10 predictions on IT changes over the next 36 months
Today’s IT organizations are divided into two camps: those that thrive by effectively leveraging digital technologies, new business models, and entrepreneurial cultures; and those that are saddled by technical debt, plodding business processes, and lack of a digitally-fueled vision for the future.
To help CIOs and IT executives successfully lead their organizations through accelerating digital transformation, IDC today unveiled predictions that lay out the ten most important shifts that will happen in IT organizations over the next 36 months and will guide senior IT executives in the formation of their three-year strategic IT plan.
IDC’s 10 predictions on IT changes
- By 2019, 40% of IT projects will create new digital services and revenue streams that monetize data.

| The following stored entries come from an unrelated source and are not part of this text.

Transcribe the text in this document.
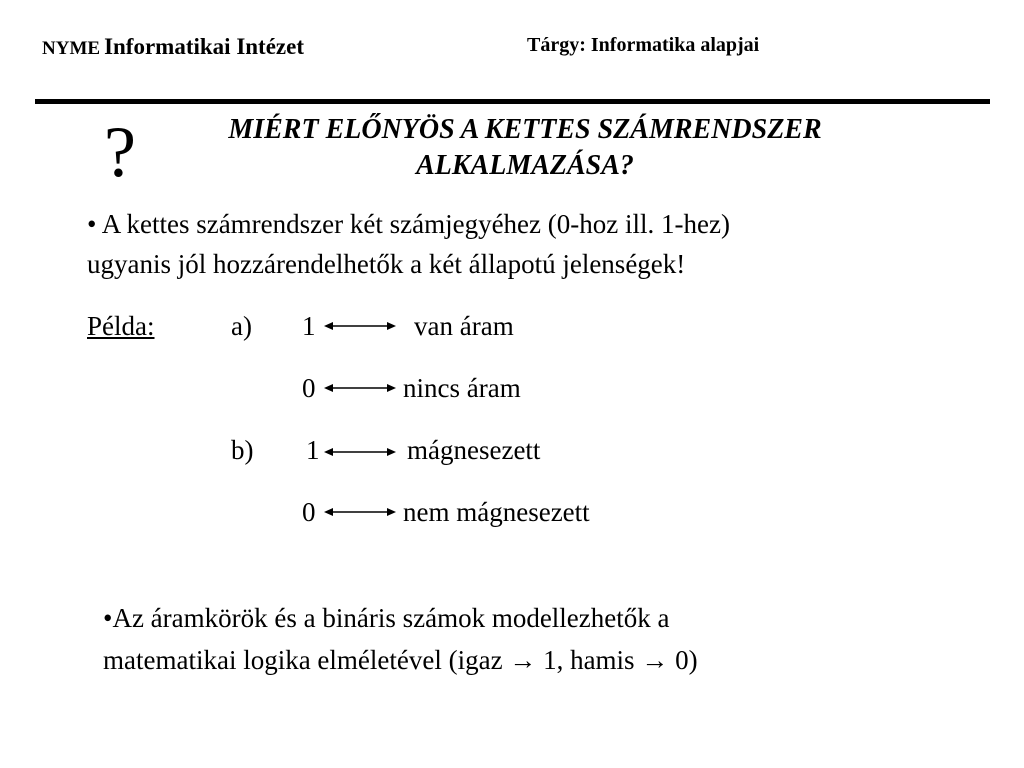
NYME Informatikai Intézet	Tárgy: Informatika alapjai
?	MIÉRT ELŐNYÖS A KETTES SZÁMRENDSZER
ALKALMAZÁSA?
• A kettes számrendszer két számjegyéhez (0-hoz ill. 1-hez)
ugyanis jól hozzárendelhetők a két állapotú jelenségek!
Példa:	a) 1	van áram
0	nincs áram
b) 1	mágnesezett
0	nem mágnesezett
•Az áramkörök és a bináris számok modellezhetők a
matematikai logika elméletével (igaz → 1, hamis → 0)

- By 2018, 65% of IT organizations will create new customer-facing and ecosystem-facing services to meet the business DX needs.
- Lack of vision, credibility, or ability to influence will keep 40% of CIOs from attaining leadership roles in enterprise DX by 2017.
- By 2019, 75% of CIOs will recognize the limitations of traditional IT and embrace a leadership approach that embodies a virtuous cycle of innovation (Leading in 3D).
- 40% of CIOs will advance DX initiatives by building organizational linkages with line of business (LOB) technology teams and across IT organizational silos, empowering changes in thinking, culture, and practices by 2018.
- By 2019, 80% of bimodal IT organizations will accumulate a crippling technical debt resulting in spiraling complexity, costs, and lost credibility.
- 45% of CIOs will shift primary focus from physical to digital and move away from BPM and optimization by 2018 to deliver scale, predictability, and speed.
- By 2018, 45% of CIOs will focus on platformization, using DevOps for rapid development, cost reduction, and enterprise agility.
- By 2019, 70% of IT organizations will shift their culture to a startup-like work environment by embracing Agile practices and open source communities.
- By 2017, 80% of CIOs will help drive global risk portfolios that enable adaptive responses to security, compliance, business, or catastrophic threats.
“The message is clear — CIOs have to find a way to reinvent their IT organizations; otherwise, they risk dragging down their businesses or getting replaced by service providers that can accomplish what they can’t,” asserted Joe Pucciarelli, Group Vice President & IT Executive Advisor, IDC IT Executive Programs. “In the new digital economy, CIOs must manage by Leading in 3D: forging an IT organization that can simultaneously innovate, integrate, and incorporate.”